The supply is low just as the demand is heightening, with Super Bowl Sunday a little more than a week away. That event and holiday gatherings usually trigger a spike in sales.
“Hopefully the weather straightens out and more product is available to us,” Hebert said. “Otherwise, we’ll be in a bind.”
Hebert said with lakes and ponds frozen over, those out to catch crawfish had their hands tied. Even without a hard freeze, he notes, crawfish don’t tend to bite as much when the water temperature drops to a certain degree.
“I think (the price and supply) could bounce back with a good stretch of warm weather,” he added. “That could definitely make a difference.”
Hebert noted last year that the greater early season supply was a big positive when coupled with what he said has been a growing demand for crawfish out of state.

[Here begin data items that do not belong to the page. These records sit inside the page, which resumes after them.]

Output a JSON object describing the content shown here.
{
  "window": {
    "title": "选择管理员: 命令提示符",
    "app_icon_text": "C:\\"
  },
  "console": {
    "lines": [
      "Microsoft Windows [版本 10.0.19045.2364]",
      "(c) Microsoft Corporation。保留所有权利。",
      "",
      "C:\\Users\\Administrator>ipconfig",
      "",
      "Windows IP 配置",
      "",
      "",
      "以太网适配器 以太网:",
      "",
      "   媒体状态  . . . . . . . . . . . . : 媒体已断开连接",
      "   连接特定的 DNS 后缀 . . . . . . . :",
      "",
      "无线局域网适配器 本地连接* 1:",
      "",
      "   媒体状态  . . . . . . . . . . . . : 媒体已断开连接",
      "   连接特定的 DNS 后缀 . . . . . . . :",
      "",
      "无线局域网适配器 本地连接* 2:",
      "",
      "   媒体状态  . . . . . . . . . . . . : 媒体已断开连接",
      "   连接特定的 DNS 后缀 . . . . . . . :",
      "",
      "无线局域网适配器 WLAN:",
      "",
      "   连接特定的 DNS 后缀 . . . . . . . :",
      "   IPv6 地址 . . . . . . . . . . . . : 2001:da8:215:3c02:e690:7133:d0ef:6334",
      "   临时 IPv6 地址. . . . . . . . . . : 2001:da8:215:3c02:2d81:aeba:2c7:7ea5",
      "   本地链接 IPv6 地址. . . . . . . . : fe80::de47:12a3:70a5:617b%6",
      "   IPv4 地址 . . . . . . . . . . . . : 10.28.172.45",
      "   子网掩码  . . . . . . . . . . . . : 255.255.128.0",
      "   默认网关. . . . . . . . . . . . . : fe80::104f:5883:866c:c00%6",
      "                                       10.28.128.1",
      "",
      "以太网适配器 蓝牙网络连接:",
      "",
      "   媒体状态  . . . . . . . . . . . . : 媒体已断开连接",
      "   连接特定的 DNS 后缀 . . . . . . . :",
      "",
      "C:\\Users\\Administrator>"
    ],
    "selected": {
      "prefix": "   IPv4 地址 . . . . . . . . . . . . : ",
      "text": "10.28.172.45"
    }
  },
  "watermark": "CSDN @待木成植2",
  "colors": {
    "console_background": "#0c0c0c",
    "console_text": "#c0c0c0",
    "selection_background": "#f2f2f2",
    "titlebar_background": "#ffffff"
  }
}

“In Texas and Arkansas, people in those states have become more accustomed to crawfish as we’ve gone on. It’s just like alligator. After Swamp People gained popularity, now you’ve got people all over eating gator meat, where you didn’t see as much of that before.”
He said he wasn’t sure why the price was higher this year than last prior to the cold spell.
Last summer, there was concern that an outbreak of a deadly disease called White Spot Syndrome Virus could impact the crawfish industry.
Last year, the virus had a greater effect than in years prior. While it only affects crustaceans and cannot harm people who eat crawfish, it triggered a significant drop off in several parishes.